008 L'aube de la liberté
Le temps est un concept inconnu. Il s’élance dans une temporalité qui n’est pas la nôtre, évite nos maux et dévie nos rêves comme si nous n’étions qu’un brin de poussière. Il ne s’arrête pas et continue indifféremment à ce qu’on peut penser. Tout le monde esquisse dans de jolies plumes toutes leurs lamentations et leurs admirations.
Sa main se figea quand un cri résonna au loin. Akela rangea à la hâte son stylo dans l’unique tiroir du bureau en bois de chêne. Des livres s’empilaient sur un coin du meuble et dessinaient un mur, tenaient dans un équilibre précaire et effaçaient la toile de dessins accrochés au mur. La femme bondit de sa chaise et se précipita sous son lit, se cachant derrière le drap jaunâtre qui pendait à son matelas. Pourtant, aucun autre son ne lui parvint. Le cœur battant la chamade, elle demeura immobile dans sa cachette tendant l’oreille. Son regard se posa sur la page laissée où ses pensées étincelaient dans la noirceur de sa plume.
Akela finit par délaisser sa cachette. Un soupir las s’échappa de ses lèvres lorsque l’écho d’un second cri lui parvint. Voilà que le silence lui était pris. Elle se leva peu à peu et vint se caler sur son lit sale comme un enfant en train de bouder. Ses yeux balayèrent sa chambre luisant de l’envie d’explorer le monde d’ailleurs. Elle ne pouvait qu’enfermer cette volonté dans son journal. Noyer ses lamentations dans l’écriture afin de persister dans l’attente d’une possible libération. Quelque chose attira son attention sur le mur d’en face. Des traits insignifiants dépassaient aisément les 5 100 jours, formant l’image familière de parents qu’elle ne connaissait que par la contemplation d’une photo. Il lui suffisait de calculer pour trouver son âge, toutefois, elle se plaisait dans l’ignorance. Quelle importance avait-elle à se situer dans le temps ? Sa jeunesse apparente satisfaisait déjà.

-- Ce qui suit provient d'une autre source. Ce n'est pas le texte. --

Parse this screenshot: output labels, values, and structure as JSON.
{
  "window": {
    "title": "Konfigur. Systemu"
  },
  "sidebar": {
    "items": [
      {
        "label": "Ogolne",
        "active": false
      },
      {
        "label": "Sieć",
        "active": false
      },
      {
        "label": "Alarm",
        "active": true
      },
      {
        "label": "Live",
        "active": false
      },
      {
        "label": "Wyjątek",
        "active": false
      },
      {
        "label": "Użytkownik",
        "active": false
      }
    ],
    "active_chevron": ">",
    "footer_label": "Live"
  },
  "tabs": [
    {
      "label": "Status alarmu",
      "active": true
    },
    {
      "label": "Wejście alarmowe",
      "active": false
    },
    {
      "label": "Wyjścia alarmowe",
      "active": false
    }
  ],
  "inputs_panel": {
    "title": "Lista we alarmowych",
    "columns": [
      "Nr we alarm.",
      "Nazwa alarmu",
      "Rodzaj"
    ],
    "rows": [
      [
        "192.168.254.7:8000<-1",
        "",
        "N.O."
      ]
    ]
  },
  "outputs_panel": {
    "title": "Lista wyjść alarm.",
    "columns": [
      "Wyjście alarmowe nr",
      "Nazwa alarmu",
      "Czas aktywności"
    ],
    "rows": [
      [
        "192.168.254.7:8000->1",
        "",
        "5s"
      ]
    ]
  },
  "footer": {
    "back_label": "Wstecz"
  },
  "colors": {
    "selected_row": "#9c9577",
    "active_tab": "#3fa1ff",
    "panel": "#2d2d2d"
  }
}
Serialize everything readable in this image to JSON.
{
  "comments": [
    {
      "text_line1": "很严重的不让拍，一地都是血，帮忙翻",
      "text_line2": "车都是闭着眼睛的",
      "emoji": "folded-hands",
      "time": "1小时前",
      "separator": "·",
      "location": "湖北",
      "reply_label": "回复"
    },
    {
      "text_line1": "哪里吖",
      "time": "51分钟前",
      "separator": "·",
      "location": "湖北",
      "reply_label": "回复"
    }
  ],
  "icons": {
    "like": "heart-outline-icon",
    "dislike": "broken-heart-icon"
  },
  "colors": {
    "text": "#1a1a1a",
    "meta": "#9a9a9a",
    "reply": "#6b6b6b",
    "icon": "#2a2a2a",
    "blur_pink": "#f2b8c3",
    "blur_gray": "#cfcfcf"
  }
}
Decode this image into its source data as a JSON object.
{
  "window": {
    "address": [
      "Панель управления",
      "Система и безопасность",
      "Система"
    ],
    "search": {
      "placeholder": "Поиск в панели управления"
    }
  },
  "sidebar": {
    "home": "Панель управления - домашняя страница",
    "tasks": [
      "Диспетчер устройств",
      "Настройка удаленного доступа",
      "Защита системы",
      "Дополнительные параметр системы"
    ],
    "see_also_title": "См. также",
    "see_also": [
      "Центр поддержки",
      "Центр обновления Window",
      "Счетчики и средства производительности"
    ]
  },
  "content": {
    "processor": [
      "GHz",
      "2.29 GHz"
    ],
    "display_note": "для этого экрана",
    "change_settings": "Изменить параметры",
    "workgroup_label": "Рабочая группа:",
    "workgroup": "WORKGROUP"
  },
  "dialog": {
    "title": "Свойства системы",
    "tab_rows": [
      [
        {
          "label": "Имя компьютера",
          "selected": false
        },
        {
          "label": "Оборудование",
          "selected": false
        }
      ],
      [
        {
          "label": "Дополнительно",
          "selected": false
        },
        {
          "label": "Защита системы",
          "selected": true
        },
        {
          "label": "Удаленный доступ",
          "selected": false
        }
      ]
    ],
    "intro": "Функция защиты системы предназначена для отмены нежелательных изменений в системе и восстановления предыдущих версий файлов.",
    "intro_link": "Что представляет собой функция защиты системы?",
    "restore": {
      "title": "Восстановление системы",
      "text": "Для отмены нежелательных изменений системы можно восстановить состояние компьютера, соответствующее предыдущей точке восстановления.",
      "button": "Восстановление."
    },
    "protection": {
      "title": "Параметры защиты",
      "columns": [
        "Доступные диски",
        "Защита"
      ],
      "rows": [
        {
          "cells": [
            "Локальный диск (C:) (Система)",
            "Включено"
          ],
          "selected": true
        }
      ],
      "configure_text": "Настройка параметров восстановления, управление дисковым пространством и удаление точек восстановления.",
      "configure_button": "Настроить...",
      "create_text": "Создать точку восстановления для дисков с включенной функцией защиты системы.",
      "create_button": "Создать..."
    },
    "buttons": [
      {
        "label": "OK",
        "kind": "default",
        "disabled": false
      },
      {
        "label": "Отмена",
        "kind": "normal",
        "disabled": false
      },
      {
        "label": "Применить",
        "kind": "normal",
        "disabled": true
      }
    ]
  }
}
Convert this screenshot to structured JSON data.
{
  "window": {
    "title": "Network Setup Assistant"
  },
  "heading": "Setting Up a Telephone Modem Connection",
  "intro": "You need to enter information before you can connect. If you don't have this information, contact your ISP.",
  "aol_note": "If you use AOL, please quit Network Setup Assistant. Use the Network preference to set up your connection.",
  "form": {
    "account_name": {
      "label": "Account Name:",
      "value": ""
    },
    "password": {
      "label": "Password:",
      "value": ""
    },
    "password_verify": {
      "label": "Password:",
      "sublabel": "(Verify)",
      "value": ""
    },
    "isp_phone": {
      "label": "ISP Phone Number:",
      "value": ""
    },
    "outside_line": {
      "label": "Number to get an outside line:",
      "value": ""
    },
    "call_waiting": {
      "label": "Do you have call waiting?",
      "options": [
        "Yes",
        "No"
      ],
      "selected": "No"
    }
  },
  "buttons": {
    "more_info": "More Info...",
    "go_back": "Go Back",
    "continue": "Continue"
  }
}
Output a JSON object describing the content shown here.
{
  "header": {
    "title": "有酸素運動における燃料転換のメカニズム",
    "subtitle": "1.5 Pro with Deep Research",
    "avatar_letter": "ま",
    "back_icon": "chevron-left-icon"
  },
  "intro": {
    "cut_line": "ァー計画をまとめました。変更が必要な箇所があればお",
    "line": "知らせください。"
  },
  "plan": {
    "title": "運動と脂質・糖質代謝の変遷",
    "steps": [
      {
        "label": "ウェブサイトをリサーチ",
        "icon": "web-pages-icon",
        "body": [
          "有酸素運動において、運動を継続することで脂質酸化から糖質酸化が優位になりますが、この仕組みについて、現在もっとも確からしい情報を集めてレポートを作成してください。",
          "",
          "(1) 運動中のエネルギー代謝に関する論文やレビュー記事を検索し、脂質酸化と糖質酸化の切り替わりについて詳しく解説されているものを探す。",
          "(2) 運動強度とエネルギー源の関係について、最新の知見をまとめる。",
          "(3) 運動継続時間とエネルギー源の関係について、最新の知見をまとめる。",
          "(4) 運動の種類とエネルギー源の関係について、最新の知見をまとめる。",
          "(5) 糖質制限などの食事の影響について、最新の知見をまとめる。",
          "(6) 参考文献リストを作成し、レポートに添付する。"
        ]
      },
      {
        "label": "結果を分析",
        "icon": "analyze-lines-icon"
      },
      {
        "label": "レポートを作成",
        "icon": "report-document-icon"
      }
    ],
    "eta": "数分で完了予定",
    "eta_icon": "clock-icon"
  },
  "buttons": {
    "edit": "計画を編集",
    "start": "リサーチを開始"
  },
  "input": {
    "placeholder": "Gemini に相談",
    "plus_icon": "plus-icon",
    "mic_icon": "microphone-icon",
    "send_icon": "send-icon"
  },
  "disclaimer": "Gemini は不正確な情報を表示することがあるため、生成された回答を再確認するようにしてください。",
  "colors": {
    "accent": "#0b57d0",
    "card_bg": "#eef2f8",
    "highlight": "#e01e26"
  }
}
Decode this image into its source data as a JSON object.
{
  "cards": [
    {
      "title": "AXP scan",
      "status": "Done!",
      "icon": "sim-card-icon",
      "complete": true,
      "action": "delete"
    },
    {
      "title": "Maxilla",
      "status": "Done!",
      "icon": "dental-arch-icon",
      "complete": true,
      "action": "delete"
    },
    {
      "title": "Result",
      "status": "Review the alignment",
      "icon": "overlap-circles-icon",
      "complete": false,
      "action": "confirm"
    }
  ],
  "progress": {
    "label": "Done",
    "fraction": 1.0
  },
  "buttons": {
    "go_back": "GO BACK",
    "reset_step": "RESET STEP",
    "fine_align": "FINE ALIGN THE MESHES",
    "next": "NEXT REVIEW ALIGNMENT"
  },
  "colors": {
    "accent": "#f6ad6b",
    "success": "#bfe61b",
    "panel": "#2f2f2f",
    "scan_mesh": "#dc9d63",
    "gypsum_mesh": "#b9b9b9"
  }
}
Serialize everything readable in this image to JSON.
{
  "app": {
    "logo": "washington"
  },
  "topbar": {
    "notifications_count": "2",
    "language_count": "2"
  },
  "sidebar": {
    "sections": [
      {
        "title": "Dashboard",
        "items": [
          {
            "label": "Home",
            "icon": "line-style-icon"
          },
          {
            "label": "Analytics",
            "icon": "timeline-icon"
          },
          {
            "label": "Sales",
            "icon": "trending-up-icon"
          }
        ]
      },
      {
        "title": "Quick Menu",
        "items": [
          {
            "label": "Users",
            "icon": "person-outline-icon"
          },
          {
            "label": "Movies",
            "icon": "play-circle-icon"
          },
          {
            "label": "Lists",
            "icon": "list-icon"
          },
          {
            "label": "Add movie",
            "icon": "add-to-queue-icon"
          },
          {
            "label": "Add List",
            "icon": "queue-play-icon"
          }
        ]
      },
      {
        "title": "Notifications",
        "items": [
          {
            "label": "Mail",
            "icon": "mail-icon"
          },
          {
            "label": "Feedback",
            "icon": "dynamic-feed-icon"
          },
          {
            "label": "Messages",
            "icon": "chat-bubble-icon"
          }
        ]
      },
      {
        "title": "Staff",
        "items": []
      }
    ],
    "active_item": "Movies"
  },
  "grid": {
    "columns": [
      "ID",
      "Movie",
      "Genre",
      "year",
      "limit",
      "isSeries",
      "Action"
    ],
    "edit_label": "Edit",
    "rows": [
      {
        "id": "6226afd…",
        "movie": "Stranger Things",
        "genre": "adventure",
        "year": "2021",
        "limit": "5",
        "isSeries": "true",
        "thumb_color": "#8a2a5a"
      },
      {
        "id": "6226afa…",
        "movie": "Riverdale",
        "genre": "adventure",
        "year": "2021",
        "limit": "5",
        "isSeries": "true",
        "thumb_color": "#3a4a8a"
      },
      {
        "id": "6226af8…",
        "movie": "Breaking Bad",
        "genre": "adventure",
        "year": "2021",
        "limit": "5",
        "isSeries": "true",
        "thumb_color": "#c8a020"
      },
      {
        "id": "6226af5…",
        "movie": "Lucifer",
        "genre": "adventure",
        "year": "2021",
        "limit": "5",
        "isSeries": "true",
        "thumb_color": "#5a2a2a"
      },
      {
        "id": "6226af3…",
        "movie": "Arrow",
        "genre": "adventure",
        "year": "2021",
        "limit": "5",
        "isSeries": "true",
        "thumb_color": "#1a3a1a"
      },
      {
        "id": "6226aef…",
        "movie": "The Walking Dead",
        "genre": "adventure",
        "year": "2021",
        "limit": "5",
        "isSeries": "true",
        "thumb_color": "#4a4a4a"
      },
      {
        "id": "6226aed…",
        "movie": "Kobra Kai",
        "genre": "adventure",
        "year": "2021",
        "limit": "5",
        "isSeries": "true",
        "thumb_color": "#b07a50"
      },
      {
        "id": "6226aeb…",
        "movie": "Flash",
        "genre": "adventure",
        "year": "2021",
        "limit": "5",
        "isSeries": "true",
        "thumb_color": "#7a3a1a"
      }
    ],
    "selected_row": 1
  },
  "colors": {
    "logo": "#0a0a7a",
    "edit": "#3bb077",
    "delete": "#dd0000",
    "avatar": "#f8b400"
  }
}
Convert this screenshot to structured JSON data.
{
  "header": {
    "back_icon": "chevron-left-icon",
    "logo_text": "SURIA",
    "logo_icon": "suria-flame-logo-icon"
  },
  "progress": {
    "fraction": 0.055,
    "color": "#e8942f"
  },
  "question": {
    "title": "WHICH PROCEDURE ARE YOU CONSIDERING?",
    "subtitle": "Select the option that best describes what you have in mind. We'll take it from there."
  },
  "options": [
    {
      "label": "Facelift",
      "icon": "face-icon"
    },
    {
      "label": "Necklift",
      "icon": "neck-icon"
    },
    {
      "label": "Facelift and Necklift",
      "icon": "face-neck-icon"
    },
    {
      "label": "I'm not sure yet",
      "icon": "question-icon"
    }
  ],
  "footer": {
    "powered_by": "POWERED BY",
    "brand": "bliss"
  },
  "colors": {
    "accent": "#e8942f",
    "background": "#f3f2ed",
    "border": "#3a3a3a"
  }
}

Aleka revint à sa place au bureau. Elle jeta un œil à son dernier paragraphe. L’encre séchait et immortalisait ses pensées. Des lettres s’esquissaient dans une longueur infâme résultant de profondes réflexions. Les livres étant son unique source d’inspiration parlaient de différents sujets concernant le présent et le passé du monde extérieur, racontaient des histoires étranges et des légendes impressionnantes, et enfin, le savoir de ces bouquins se dessinait au travers de fabuleuses images.
Un sourire naquit sur ses lèvres. Elle sautilla jusqu’à son canapé en piteux état, se laissa tomber dessus comme un cachalot et saisit la télécommande. La télévision s’alluma ; Mr Crocket apparut, fier et flamboyant, avec ses fidèles compagnons. Il chantait et riait. Et ses yeux s’arrêtaient parfois sur sa frêle figure. Aleka ne prêta nullement attention à cela puis elle finit par changer de chaîne. Les heures passèrent au fil d’épisodes dans un univers de sauvetage et de justice entremêlé d’histoires d’amour et dramatique. Soudain, le courant sauta et l’écran devint noir. Son sang se glaça.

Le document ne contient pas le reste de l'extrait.